Prep : 10 Total : 25 minutes

Ingredients
  

Main Ingredients

  • 2 cups all-purpose flour
  • 1 cup granulated sugar
  • 1 teaspoon baking powder
  • 0.5 teaspoon baking soda
  • 0.5 teaspoon salt
  • 0.5 cup unsalted butter softened
  • 1 cup brown sugar packed
  • 2 large eggs
  • 1 teaspoon vanilla extract
  • 0.5 cup buttermilk
  • 0.5 cup dark rum

Instructions
 

Preparation Steps

  • Preheat oven to 350°F (175°C).
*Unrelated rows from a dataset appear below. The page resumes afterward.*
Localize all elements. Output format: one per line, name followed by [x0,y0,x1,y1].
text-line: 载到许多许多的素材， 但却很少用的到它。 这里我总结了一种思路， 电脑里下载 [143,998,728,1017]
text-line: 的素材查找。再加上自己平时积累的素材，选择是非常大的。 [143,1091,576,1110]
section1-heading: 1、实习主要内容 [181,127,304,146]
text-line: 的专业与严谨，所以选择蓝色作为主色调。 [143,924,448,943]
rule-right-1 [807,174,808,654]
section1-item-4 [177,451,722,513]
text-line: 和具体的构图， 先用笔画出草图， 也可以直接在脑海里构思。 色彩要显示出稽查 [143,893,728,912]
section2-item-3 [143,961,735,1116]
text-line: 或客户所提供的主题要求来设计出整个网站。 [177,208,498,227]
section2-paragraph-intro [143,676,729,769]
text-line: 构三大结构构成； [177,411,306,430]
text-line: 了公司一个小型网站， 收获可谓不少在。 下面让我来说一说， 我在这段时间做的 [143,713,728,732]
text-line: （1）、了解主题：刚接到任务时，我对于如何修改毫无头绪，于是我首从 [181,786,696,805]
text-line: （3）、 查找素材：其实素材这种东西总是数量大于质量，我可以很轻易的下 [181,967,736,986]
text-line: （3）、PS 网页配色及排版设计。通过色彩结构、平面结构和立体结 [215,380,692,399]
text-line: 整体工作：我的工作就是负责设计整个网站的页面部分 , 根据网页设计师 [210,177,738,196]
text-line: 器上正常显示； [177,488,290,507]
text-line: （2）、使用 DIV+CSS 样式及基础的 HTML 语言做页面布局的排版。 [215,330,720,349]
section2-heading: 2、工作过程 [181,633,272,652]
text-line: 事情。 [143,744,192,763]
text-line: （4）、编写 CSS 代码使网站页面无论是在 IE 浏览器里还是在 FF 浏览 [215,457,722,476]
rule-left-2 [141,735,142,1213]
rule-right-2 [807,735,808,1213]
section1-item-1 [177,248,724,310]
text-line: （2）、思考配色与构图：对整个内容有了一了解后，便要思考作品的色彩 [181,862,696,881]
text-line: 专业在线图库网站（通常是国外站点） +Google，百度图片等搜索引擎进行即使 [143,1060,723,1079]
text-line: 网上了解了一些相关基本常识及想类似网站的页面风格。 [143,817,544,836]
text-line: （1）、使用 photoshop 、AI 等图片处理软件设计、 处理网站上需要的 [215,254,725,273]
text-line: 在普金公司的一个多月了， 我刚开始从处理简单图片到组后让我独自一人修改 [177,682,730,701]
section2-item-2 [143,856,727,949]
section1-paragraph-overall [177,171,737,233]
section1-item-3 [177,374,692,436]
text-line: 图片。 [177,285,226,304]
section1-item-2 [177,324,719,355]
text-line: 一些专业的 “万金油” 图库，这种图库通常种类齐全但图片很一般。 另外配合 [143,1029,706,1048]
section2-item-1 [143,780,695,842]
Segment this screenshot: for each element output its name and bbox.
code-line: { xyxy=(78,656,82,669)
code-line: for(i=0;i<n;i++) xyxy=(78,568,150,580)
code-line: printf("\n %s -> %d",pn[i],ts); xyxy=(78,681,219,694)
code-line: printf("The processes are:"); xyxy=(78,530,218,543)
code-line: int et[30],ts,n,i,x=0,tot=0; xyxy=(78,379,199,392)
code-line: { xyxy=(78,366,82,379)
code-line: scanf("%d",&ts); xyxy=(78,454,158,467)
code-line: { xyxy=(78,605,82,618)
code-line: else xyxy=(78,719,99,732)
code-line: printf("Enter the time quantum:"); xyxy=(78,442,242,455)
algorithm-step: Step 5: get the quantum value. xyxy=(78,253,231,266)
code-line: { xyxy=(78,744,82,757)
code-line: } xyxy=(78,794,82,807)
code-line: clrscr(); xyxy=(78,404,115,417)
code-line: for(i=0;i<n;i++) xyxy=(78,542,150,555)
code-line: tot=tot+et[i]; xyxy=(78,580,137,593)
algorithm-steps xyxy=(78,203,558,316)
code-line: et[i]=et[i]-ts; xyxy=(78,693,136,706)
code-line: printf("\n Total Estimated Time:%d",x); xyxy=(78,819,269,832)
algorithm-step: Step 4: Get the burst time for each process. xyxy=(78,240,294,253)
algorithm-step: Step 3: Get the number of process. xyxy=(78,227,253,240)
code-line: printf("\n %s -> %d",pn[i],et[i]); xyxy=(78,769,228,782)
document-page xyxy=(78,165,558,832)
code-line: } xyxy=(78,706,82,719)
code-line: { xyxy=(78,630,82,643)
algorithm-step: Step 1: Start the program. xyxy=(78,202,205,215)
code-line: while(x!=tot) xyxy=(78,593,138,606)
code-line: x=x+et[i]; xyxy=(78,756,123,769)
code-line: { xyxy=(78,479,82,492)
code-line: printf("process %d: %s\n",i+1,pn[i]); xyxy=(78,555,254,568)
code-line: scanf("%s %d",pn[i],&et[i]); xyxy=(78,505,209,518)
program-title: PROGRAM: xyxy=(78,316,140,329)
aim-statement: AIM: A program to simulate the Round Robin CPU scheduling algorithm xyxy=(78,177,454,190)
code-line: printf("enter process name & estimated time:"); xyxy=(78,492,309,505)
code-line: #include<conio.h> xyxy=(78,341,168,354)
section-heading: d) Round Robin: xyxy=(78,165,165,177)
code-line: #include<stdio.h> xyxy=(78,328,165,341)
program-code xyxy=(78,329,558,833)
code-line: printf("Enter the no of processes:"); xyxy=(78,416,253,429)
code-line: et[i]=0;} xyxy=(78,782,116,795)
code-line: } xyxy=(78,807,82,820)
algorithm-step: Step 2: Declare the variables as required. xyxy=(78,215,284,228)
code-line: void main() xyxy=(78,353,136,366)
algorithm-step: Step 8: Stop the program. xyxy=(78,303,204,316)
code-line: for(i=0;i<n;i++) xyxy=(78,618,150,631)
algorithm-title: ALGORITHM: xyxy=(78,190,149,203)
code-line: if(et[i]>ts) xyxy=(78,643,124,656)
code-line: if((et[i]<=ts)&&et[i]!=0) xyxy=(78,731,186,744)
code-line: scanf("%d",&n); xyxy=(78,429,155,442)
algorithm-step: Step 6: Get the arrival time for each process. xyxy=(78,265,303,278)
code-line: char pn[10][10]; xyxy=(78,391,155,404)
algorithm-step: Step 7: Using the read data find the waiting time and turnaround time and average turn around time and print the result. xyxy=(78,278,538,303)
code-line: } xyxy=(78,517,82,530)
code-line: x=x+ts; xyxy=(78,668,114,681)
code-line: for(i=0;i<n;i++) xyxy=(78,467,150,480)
Grease and flour a 9x13 inch baking pan.
  • In a large bowl, cream together the butter and sugars until light and fluffy.
  • Beat in the eggs one at a time, then stir in the vanilla.
  • In a separate bowl, whisk together the flour, baking powder, baking soda, and salt.
  • Gradually add the dry ingredients to the wet ingredients, alternating with the buttermilk and rum, beginning and ending with the dry ingredients. Mix until just combined.
  • Pour batter into the prepared pan and bake for 45-50 minutes, or until a wooden skewer inserted into the center comes out clean.
  • Let cool in the pan for 10 minutes before inverting onto a wire rack to cool completely.

Notes

This cake is best served at room temperature. Store leftovers in an airtight container at room temperature for up to 3 days.